S.E. Asian bourses launch stock index of region’s top 40 companies
SINGAPORE, Sept. 21 Kyodo
Five Southeast Asian stock exchanges jointly launched a tradable benchmark stock index of the region’s top 40 companies on Wednesday to woo foreign portfolio investors.
Finance ministers of the 10-member Association of Southeast Asian Nations, in London for an investors’ seminar, launched the FTSE/ASEAN 40 Index comprising 40 stocks listed on the bourses of Malaysia, Indonesia, the Philippines, Singapore and Thailand, according to a joint statement issued by the five exchanges.
The ministers had agreed earlier this year to link up ASEAN stock markets by 2010.

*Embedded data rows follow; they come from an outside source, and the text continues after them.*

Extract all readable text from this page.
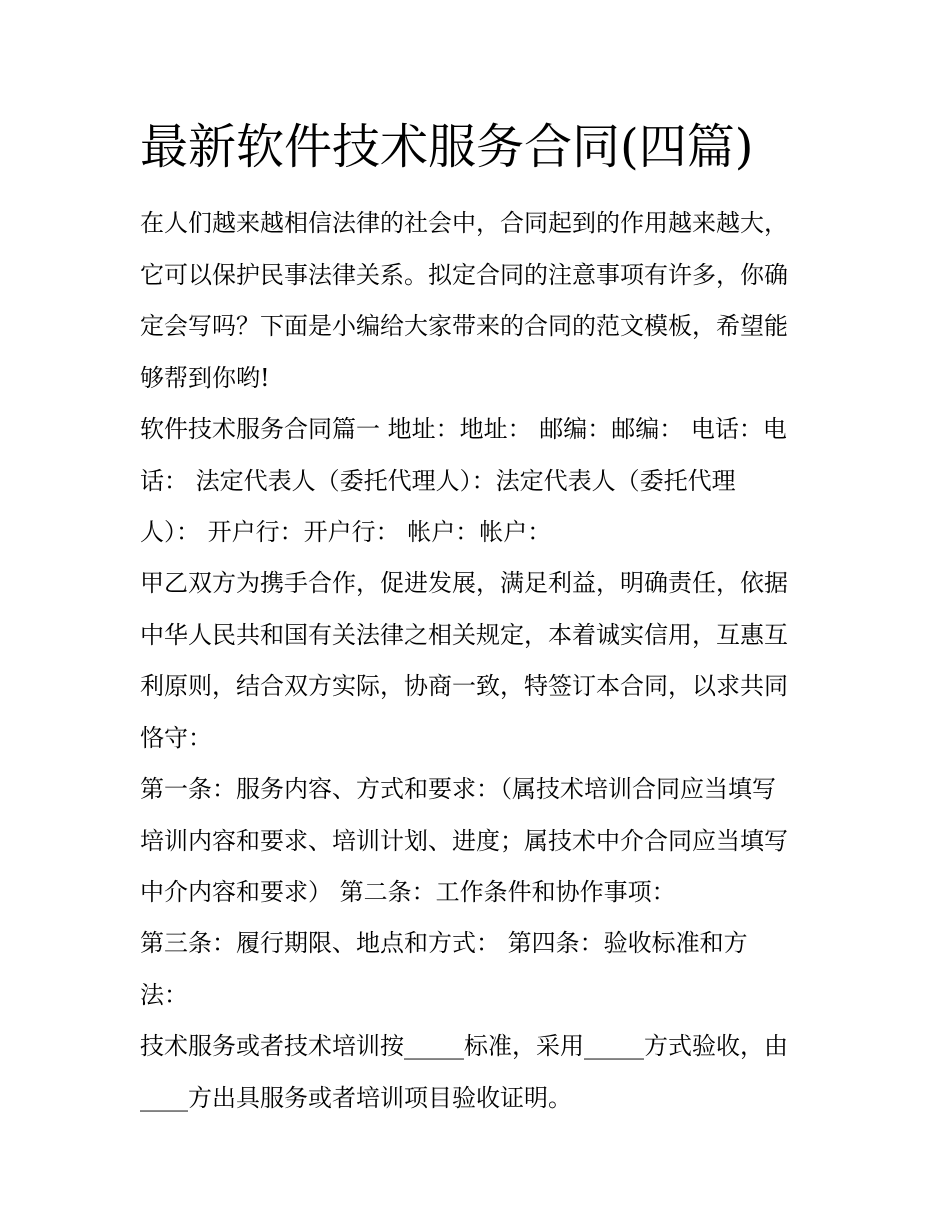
最新软件技术服务合同(四篇)

在人们越来越相信法律的社会中，合同起到的作用越来越大，
它可以保护民事法律关系。拟定合同的注意事项有许多，你确
定会写吗？下面是小编给大家带来的合同的范文模板，希望能
够帮到你哟!

软件技术服务合同篇一 地址：地址： 邮编：邮编： 电话：电
话： 法定代表人（委托代理人）：法定代表人（委托代理
人）： 开户行：开户行： 帐户：帐户：

甲乙双方为携手合作，促进发展，满足利益，明确责任，依据
中华人民共和国有关法律之相关规定，本着诚实信用，互惠互
利原则，结合双方实际，协商一致，特签订本合同，以求共同
恪守：

第一条：服务内容、方式和要求：（属技术培训合同应当填写
培训内容和要求、培训计划、进度；属技术中介合同应当填写
中介内容和要求） 第二条：工作条件和协作事项：

第三条：履行期限、地点和方式： 第四条：验收标准和方
法：

技术服务或者技术培训按_____标准，采用_____方式验收，由
____方出具服务或者培训项目验收证明。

Malaysia has the largest number of companies, 14, on the index, but in terms of market capitalization, Singapore companies have the biggest weighting at 49 percent.
The real time tradable index was launched in partnership with London-based FTSE Group. Its weighting is based market capitalization, using the U.S. dollar as the currency base. There are plans for private institutions to create tradable funds based on it and these could become available as soon as early next year.
The ASEAN stock exchanges are publicizing the index, quoted at 5,250.98, on their websites.
”This regional collaboration represents the ASEAN exchanges’ efforts to promote the ASEAN financial markets,” the statement said.
Southeast Asian stock markets are small individually, with the largest stock market in the region, Singapore, being less than 10 percent the size of Tokyo’s. But when combined, they could be comparable to the markets in India and in China, officials said.
The index includes Singapore companies such as DBS Group Holdings, Southeast Asia’s biggest bank and Singapore Telecommunications Ltd., one of Asia’s biggest telecommunications companies. Malaysian companies such as Malayan Banking Bhd. and Tenaga Nasional Bhd., Malaysia’s main energy provider, are also included.